Cansada, dejé que los frasquitos se escurrieran entre mis dedos.

—Lo siento, Kisten. Nos quedan un par de días antes de dar por terminado esto. Depende de lo rápido que pueda hacer los preparativos.

Mi novio asimiló la información en silencio y pude oír a Ceri cantando con los pixies al fondo.

—¿Puedo ayudar en algo? —preguntó, y se me hizo un nudo en la garganta al notar la preocupación en su voz, oí también su reticencia a dejar Cincinnati. Pero no había nada que él pudiera hacer. Todo habría terminado de un modo u otro al día siguiente por la noche.

—No —respondí en voz baja—. Pero si no te llamamos mañana a medianoche, es que estamos metidos en un lío.

—Y llegaré ahí volando en dos horas —me aseguró—. ¿Estás segura que no hay nada que pueda hacer? ¿Llamara alguien? ¿Lo que sea?

Sacudí la cabeza y hojeé un libro sobre cómo trenzar pelo para hacer hechizos de amor. Esas cosas eran ilegales. No se podía decir que las ciudades pequeñas vigilaran muy bien a las brujas, pero entonces vi que era una falsificación, una novedad.
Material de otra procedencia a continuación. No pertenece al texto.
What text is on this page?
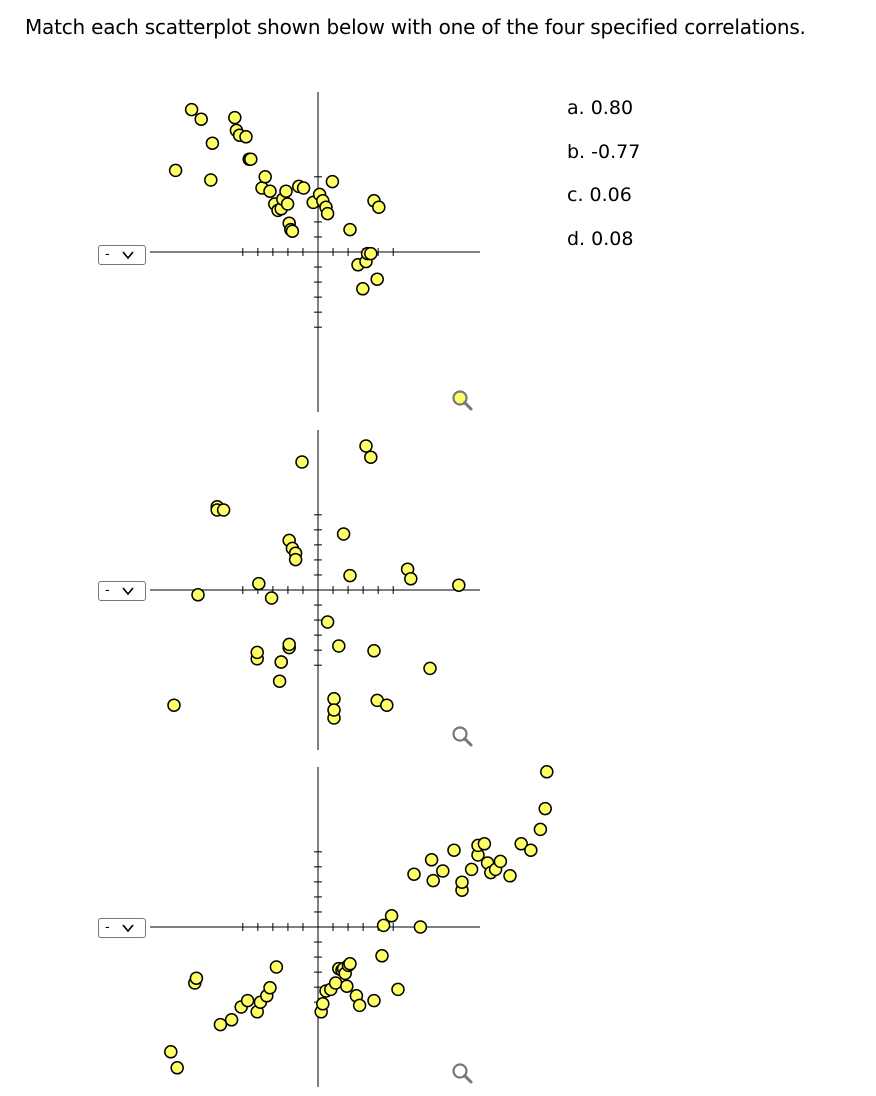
Match each scatterplot shown below with one of the four specified correlations.
-
-
-
a. 0.80
b. -0.77
c. 0.06
d. 0.08
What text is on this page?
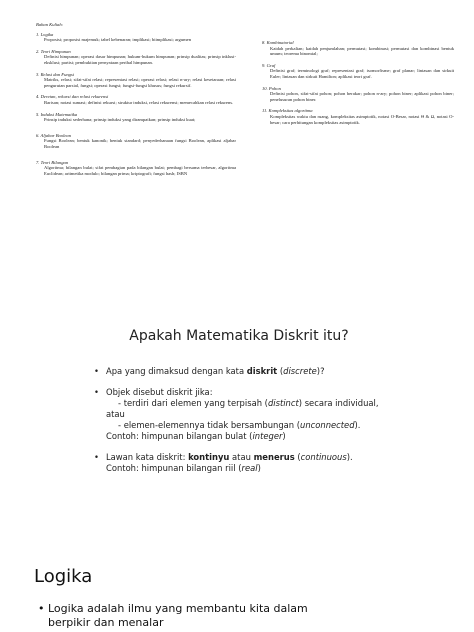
Bahan Kuliah:
1. Logika
Proposisi; proposisi majemuk; tabel kebenaran; implikasi; biimplikasi; argumen
2. Teori Himpunan
Definisi himpunan; operasi dasar himpunan; hukum-hukum himpunan; prinsip dualitas; prinsip inklusi-eksklusi; partisi; pembuktian pernyataan perihal himpunan.
3. Relasi dan Fungsi
Matriks, relasi; sifat-sifat relasi; representasi relasi; operasi relasi; relasi n-ary; relasi kesetaraan; relasi pengurutan parsial, fungsi; operasi fungsi; fungsi-fungsi khusus; fungsi rekursif.
4. Deretan, rekursi dan relasi rekurensi
Barisan; notasi sumasi; definisi rekursi; struktur induksi, relasi rekurensi; memecahkan relasi rekurens.
5. Induksi Matematika
Prinsip induksi sederhana; prinsip induksi yang dirampatkan; prinsip induksi kuat;
6. Aljabar Boolean
Fungsi Boolean; bentuk kanonik; bentuk standard; penyederhanaan fungsi Boolean, aplikasi aljabar Boolean
7. Teori Bilangan
Algoritma; bilangan bulat; sifat pembagian pada bilangan bulat; pembagi bersama terbesar, algoritma Euclidean; aritmetika modulo; bilangan prima; kriptografi; fungsi hash; ISBN
8. Kombinatorial
Kaidah perkalian; kaidah penjumlahan; permutasi; kombinasi; permutasi dan kombinasi bentuk umum; teorema binomial;
9. Graf
Definisi graf; terminologi graf; representasi graf; isomorfisme; graf planar; lintasan dan sirkuit Euler; lintasan dan sirkuit Hamilton; aplikasi teori graf.
10. Pohon
Definisi pohon, sifat-sifat pohon; pohon berakar; pohon n-ary; pohon biner; aplikasi pohon biner; penelusuran pohon biner.
11. Kompleksitas algoritma
Kompleksitas waktu dan ruang, kompleksitas asimptotik, notasi O-Besar, notasi Θ & Ω, notasi O-besar; cara perhitungan kompleksitas asimptotik.
Apakah Matematika Diskrit itu?
• Apa yang dimaksud dengan kata diskrit (discrete)?
• Objek disebut diskrit jika:
- terdiri dari elemen yang terpisah (distinct) secara individual,
atau
- elemen-elemennya tidak bersambungan (unconnected).
Contoh: himpunan bilangan bulat (integer)
• Lawan kata diskrit: kontinyu atau menerus (continuous).
Contoh: himpunan bilangan riil (real)
Logika
• Logika adalah ilmu yang membantu kita dalam berpikir dan menalar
—Lo tenemos controlado —dije—. ¿Querrás darle de comer al
señor Pez
por mí?

—Claro. Ya me lo dijo Ivy.

—Solo necesita cuatro granos —me apresuré a decir—. Si le echas más, lo matas.

—No te preocupes. No es la primera vez que tengo peces.

—Y no entres en mi habitación —añadí.

Kisten empezó a hacer siseos falsos, como si fuese una radio, con silbidos y estallidos con la boca.

—¿Rachel? Estás perdiendo la cobertura —dijo con una carcajada—. Creo que te estoy perdiendo.

Una sonrisa, la primera en varios días, me inundó.

—Yo también te quiero —dije, y Kisten paró en seco. Hubo una vacilación llena de suspicacia.

—¿Te encuentras bien? —preguntó.

Me atravesó una oleada de preocupación. Mi novio estaba empezando a prestar atención.